Chris Christie in no position to slam Colorado on cannabis: Editoria, says New Jersey's Star-Ledger editorial board. Earlier in the week, Governor Christie said he would never approve of medical marijuana because he did not want to see New Jersey's "quality of life" descend to that of Denver's where head shops are springing up all over the place.
"See if you want to live in a major city in Colorado, where there are head shops popping up on every corner, and people flying into your airport just to get high," Chris Christie said on a radio show Monday. "To me, it's not the quality of life we want to have here in the state of New Jersey. And there's not tax revenue that's worth that."
After bitterly noting that if Christie were "truely concerned about quality of life, he would not have sabotaged our medical marijuana program with his foot-dragging, as patients wallow in chronic pain," the Star-Ledger notes a majority of New Jerseyans and even the municipal prosecutors support legalization of marijuana.
A New Jersey lawmaker has proposed a bill that would legalize, regulate and tax marijuana like liquor, predicting we could raise $100 million a year in revenue. That's certainly a big plus. Colorado collected more than $2 million in recreational pot taxes in January.
But the real reason to legalize marijuana is the enormous amount of money and time we are now wasting by treating pot the same way we do heroin or LSD. Our state spends more than a hundred million dollars a year to arrest tens of thousands of people on marijuana charges.
The result of drug laws is not a decline in pot smoking, says the Star-Ledger, but rather just a whole lot of people, especially men of color, with unnecessary criminal records, "crushing their jobs prospects."
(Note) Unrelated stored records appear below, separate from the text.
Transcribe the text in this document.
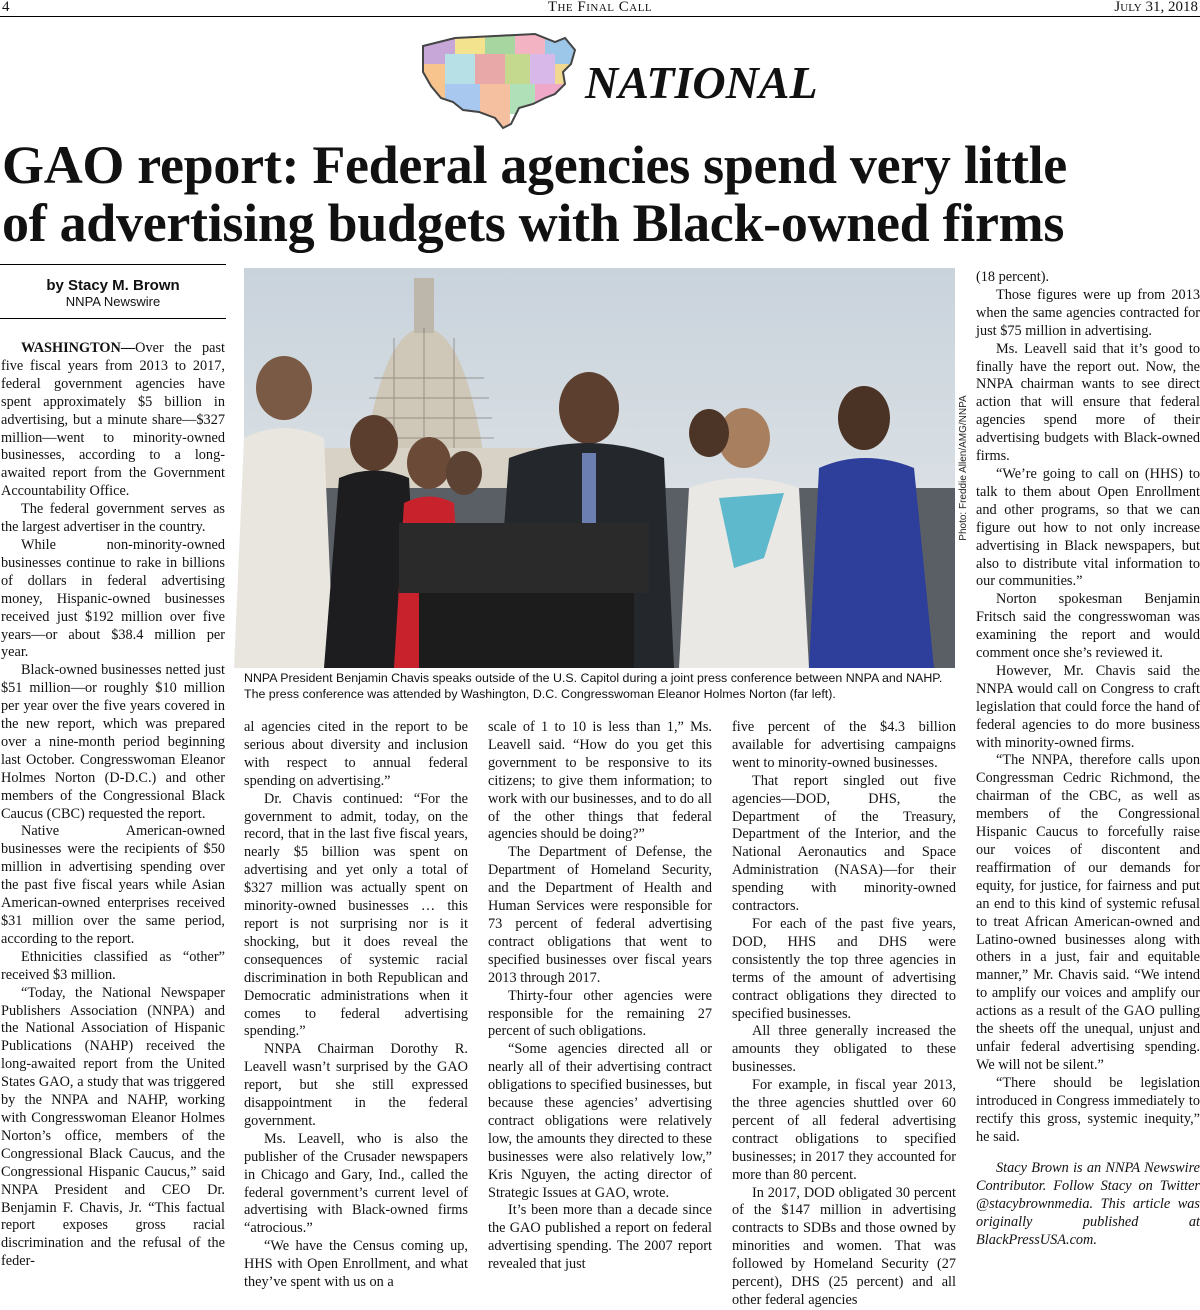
4	The Final Call	July 31, 2018
NATIONAL
GAO report: Federal agencies spend very little
of advertising budgets with Black-owned firms
by Stacy M. Brown
NNPA Newswire

WASHINGTON—Over the past five fiscal years from 2013 to 2017, federal government agencies have spent approximately $5 billion in advertising, but a minute share—$327 million—went to minority-owned businesses, according to a long-awaited report from the Government Accountability Office.

The federal government serves as the largest advertiser in the country.

While non-minority-owned businesses continue to rake in billions of dollars in federal advertising money, Hispanic-owned businesses received just $192 million over five years—or about $38.4 million per year.

Black-owned businesses netted just $51 million—or roughly $10 million per year over the five years covered in the new report, which was prepared over a nine-month period beginning last October. Congresswoman Eleanor Holmes Norton (D-D.C.) and other members of the Congressional Black Caucus (CBC) requested the report.

Native American-owned businesses were the recipients of $50 million in advertising spending over the past five fiscal years while Asian American-owned enterprises received $31 million over the same period, according to the report.

Ethnicities classified as “other” received $3 million.

“Today, the National Newspaper Publishers Association (NNPA) and the National Association of Hispanic Publications (NAHP) received the long-awaited report from the United States GAO, a study that was triggered by the NNPA and NAHP, working with Congresswoman Eleanor Holmes Norton’s office, members of the Congressional Black Caucus, and the Congressional Hispanic Caucus,” said NNPA President and CEO Dr. Benjamin F. Chavis, Jr. “This factual report exposes gross racial discrimination and the refusal of the feder-

Photo: Freddie Allen/AMG/NNPA
NNPA President Benjamin Chavis speaks outside of the U.S. Capitol during a joint press conference between NNPA and NAHP. The press conference was attended by Washington, D.C. Congresswoman Eleanor Holmes Norton (far left).

al agencies cited in the report to be serious about diversity and inclusion with respect to annual federal spending on advertising.”

Dr. Chavis continued: “For the government to admit, today, on the record, that in the last five fiscal years, nearly $5 billion was spent on advertising and yet only a total of $327 million was actually spent on minority-owned businesses … this report is not surprising nor is it shocking, but it does reveal the consequences of systemic racial discrimination in both Republican and Democratic administrations when it comes to federal advertising spending.”

NNPA Chairman Dorothy R. Leavell wasn’t surprised by the GAO report, but she still expressed disappointment in the federal government.

Ms. Leavell, who is also the publisher of the Crusader newspapers in Chicago and Gary, Ind., called the federal government’s current level of advertising with Black-owned firms “atrocious.”

“We have the Census coming up, HHS with Open Enrollment, and what they’ve spent with us on a

scale of 1 to 10 is less than 1,” Ms. Leavell said. “How do you get this government to be responsive to its citizens; to give them information; to work with our businesses, and to do all of the other things that federal agencies should be doing?”

The Department of Defense, the Department of Homeland Security, and the Department of Health and Human Services were responsible for 73 percent of federal advertising contract obligations that went to specified businesses over fiscal years 2013 through 2017.

Thirty-four other agencies were responsible for the remaining 27 percent of such obligations.

“Some agencies directed all or nearly all of their advertising contract obligations to specified businesses, but because these agencies’ advertising contract obligations were relatively low, the amounts they directed to these businesses were also relatively low,” Kris Nguyen, the acting director of Strategic Issues at GAO, wrote.

It’s been more than a decade since the GAO published a report on federal advertising spending. The 2007 report revealed that just

five percent of the $4.3 billion available for advertising campaigns went to minority-owned businesses.

That report singled out five agencies—DOD, DHS, the Department of the Treasury, Department of the Interior, and the National Aeronautics and Space Administration (NASA)—for their spending with minority-owned contractors.

For each of the past five years, DOD, HHS and DHS were consistently the top three agencies in terms of the amount of advertising contract obligations they directed to specified businesses.

All three generally increased the amounts they obligated to these businesses.

For example, in fiscal year 2013, the three agencies shuttled over 60 percent of all federal advertising contract obligations to specified businesses; in 2017 they accounted for more than 80 percent.

In 2017, DOD obligated 30 percent of the $147 million in advertising contracts to SDBs and those owned by minorities and women. That was followed by Homeland Security (27 percent), DHS (25 percent) and all other federal agencies

(18 percent).

Those figures were up from 2013 when the same agencies contracted for just $75 million in advertising.

Ms. Leavell said that it’s good to finally have the report out. Now, the NNPA chairman wants to see direct action that will ensure that federal agencies spend more of their advertising budgets with Black-owned firms.

“We’re going to call on (HHS) to talk to them about Open Enrollment and other programs, so that we can figure out how to not only increase advertising in Black newspapers, but also to distribute vital information to our communities.”

Norton spokesman Benjamin Fritsch said the congresswoman was examining the report and would comment once she’s reviewed it.

However, Mr. Chavis said the NNPA would call on Congress to craft legislation that could force the hand of federal agencies to do more business with minority-owned firms.

“The NNPA, therefore calls upon Congressman Cedric Richmond, the chairman of the CBC, as well as members of the Congressional Hispanic Caucus to forcefully raise our voices of discontent and reaffirmation of our demands for equity, for justice, for fairness and put an end to this kind of systemic refusal to treat African American-owned and Latino-owned businesses along with others in a just, fair and equitable manner,” Mr. Chavis said. “We intend to amplify our voices and amplify our actions as a result of the GAO pulling the sheets off the unequal, unjust and unfair federal advertising spending. We will not be silent.”

“There should be legislation introduced in Congress immediately to rectify this gross, systemic inequity,” he said.

Stacy Brown is an NNPA Newswire Contributor. Follow Stacy on Twitter @stacybrownmedia. This article was originally published at BlackPressUSA.com.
The SL sarcastically asks if this is a "high-quality of life," and also asks what would be so wrong with having more tourism. Then, they trash Christie's the argument that Colorado will be overrun with "drug zombies" as bogus because smoking in public, cafes, parks, and bars is still not permitted.
The Star-Ledger says Christie's citation of a recent Journal of Neuroscience study citing alterations in "brain activity" goes up in smoke, as certain parts of the brain also light up when we eat alcohol or eat certain kinds of food.
I agree with the Star-Ledger when they suggest teenagers should not be smoking dope, (their brains are still developing), but they correctly not that when marijuana is illegal it is easier for kids to get than alcohol precisely because it is illegal and creates its own illegal distribution network beyond regulation and control. Proponents of legalization make similar arguments with regard to contaminants, bacteria, pesticides, and dosages. In an illegal market no one really knows for sure what they are getting.
After slamming Governor Christie for saying marijuana will never be legal "on his watch, the Star-Ledger closes by saying:
But all things considered, Denver's looking pretty good to us.